„Wielki Ogarniacz Życia” Pani Bukowa

„Wielki Ogarniacz Życia” Pani Bukowa

Muszę się przyznać, że Pani Bukowa była dla mnie nieznaną postacią. Oczywiście widziałam, gdzieś memy z jej udziałem, ale jakoś się w to nie zagłębiałam. Cieszę się, że spędziłam z nią wieczór sam na sam i poznałam ją bliżej. Podobnie, jak jej Wielki Ogarniacz.

 

Pani Bukowa – pierwsze spotkanie

Byłam wtedy w sklepie. Spojrzałam na witrynę księgarni i wtedy po raz pierwszy zobaczyłam „Wielki Ogarniacz Życia”. Tytuł przykuł moją uwagę na tyle, że postanowiłam wstąpić i przyjrzeć się bliżej książce.

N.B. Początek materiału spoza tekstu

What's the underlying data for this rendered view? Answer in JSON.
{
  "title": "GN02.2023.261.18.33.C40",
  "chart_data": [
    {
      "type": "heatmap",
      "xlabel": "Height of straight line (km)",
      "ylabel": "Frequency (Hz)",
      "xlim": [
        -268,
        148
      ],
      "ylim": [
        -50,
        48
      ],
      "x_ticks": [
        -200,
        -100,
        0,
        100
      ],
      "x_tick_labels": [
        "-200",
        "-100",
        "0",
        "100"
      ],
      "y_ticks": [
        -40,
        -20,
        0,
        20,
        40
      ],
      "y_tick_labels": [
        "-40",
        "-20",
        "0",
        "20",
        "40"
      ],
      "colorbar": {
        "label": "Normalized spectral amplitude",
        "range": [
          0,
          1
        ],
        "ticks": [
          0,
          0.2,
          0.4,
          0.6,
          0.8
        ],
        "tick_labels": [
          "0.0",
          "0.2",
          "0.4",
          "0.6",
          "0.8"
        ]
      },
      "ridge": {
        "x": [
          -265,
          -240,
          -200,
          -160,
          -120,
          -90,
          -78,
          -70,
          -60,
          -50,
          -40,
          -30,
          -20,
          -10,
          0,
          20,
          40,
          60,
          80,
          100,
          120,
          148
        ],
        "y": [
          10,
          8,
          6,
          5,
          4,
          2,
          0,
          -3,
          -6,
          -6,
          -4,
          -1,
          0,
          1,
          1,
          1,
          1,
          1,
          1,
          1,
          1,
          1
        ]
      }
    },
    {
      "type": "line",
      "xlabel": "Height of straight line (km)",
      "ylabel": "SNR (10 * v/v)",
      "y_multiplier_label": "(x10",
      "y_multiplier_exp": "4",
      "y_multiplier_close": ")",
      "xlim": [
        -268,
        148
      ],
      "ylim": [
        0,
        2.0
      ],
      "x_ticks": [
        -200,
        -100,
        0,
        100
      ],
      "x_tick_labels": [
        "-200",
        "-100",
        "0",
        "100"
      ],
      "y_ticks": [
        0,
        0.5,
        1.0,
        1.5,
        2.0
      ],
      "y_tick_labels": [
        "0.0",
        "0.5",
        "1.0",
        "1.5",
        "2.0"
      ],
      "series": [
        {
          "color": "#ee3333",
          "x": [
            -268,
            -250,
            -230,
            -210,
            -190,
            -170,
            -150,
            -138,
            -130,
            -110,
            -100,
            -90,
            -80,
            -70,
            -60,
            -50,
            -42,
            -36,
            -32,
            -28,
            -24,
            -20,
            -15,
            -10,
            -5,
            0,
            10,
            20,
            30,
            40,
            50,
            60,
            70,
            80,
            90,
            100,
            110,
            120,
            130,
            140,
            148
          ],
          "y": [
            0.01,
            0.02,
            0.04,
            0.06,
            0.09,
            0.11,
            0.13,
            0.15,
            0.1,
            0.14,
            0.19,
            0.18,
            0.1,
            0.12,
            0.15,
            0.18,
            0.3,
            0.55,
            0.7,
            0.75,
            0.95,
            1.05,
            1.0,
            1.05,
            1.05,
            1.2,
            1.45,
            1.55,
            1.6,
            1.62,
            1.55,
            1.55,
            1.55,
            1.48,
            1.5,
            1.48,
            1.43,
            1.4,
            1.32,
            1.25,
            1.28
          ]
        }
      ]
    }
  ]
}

Zdecydowanie miło trzymało się ją w dłoniach, a to za sprawą okładki z grubszego papieru. Podoba mi się ten pomysł na matowe wykończenie, bez zbędnych ozdób. Z drugiej strony, takie rozwiązanie może spowodować, że okładka się szybciej zniszczy.

Przeczytałam to, co było z tyłu okładki. Szczególnie przemówiło do mnie zdanie „Ta książka pokaże wam, jak być szczęśliwym, nie robiąc niczego, co się powinno.”  Podoba mi się, kupuję to. Tak samo jak kupiłam to, co było napisane niżej o Pani Bukowej.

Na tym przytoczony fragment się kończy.